Consider that Abraham was born about 1800 BCE, Jesus was born about 4 BCE, and Muhammad was born in 571 CE. Yet, God’s gift of His spiritual intermediary—our souls—began at least 70 millennia ago! That was revealed through hypnotic past life regression of a woman, with a very advanced soul, who first incarnated on Earth at least that long ago. Furthermore, God still creates new souls in Heaven so that every newborn human has one!
Yet, for the past 1500 years, the concepts of reincarnation and souls have not appeared among religious teachings. So very few people know that they have a God-given soul. Those who do know, apologetically call it by some academic alternative—with two notable exceptions. They are the two eminent psychotherapists who accidentally found that traditional hypnotic regression—used for traumatic early childhood memories—could also reach back before birth. Serendipitously, psychiatrist Brian Weiss has since been able to heal traumatic past-life memories that caused present-life problems for thousands of his patients, which otherwise could not be treated with current methods.
The other psychotherapist, Michael Newton, had a patient in past-life hypnotic regression who fortuitously moved her trance beyond its past-life death scene and into her soul’s memories of the “life-between-lives” (i.e., Heaven). Hundreds of hypnotherapists around the world have now been trained at the Institute for Spiritual Regression, and have since documented thousands of sessions for patients and clients. Both psychotherapists therefore expanded the classical use of hypnotic regression and thereby established an empirical basis for the reality of the soul.

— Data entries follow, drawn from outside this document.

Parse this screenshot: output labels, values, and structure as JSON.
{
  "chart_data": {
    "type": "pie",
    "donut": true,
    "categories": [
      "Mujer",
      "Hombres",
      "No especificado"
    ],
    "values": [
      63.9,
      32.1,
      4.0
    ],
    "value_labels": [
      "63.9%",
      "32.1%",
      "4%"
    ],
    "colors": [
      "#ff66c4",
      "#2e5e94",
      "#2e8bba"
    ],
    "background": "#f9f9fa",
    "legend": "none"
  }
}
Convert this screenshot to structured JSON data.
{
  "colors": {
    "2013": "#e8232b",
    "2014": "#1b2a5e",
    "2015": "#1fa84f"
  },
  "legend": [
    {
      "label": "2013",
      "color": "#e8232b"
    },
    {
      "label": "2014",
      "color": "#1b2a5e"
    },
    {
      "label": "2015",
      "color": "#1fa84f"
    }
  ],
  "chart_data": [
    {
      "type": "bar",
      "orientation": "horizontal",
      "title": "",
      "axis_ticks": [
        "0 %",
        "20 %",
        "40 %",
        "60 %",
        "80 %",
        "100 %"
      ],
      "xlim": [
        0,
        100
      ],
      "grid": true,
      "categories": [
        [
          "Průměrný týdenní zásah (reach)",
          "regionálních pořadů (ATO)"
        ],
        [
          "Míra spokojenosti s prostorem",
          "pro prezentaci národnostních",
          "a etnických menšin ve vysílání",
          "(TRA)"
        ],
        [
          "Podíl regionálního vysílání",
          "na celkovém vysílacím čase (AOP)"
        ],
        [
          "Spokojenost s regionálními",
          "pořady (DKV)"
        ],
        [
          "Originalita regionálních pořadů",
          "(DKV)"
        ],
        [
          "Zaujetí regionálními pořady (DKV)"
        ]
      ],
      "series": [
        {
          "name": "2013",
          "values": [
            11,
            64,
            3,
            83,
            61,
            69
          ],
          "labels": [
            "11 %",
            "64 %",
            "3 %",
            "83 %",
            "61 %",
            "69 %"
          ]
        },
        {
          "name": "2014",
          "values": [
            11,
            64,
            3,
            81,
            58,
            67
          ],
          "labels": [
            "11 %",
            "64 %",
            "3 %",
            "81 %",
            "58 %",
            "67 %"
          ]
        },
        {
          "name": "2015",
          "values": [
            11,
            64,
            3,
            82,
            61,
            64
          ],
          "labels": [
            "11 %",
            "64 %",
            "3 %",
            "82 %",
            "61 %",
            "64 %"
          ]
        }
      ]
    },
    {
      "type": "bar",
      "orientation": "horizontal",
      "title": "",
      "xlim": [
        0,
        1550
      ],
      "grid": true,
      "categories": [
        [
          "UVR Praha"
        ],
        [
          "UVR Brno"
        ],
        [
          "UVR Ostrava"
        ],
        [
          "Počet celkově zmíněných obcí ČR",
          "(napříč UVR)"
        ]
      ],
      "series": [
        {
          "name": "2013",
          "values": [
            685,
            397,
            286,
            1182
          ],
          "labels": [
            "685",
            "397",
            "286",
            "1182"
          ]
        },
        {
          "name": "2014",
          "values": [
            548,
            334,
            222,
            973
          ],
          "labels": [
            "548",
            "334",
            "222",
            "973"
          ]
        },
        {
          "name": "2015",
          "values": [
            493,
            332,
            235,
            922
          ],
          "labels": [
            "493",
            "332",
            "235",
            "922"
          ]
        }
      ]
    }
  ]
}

Other clinical phenomena now offer additional empirical evidence for the soul throughout human lifetimes, including its survival of mortal death and return to Heaven for future reincarnations. God naturally established an eternal “game plan,” so to speak, for His gifts of immortal souls, in which souls can both learn and help their human hosts on Earth. This may be why souls have been called “sparks of God.”
Yet, without the assistance of religion to acknowledge God’s gift of love and to help their followers realize, understand, and honor both God and their souls, this world’s increasing malevolence and disregard for one another may never be stopped. The book Religion Has No Monopoly on Death is a concise, very readable, and easily understood non-technical book that helps explain the significance of souls, and especially their survival of mortal death, in our troubled world today.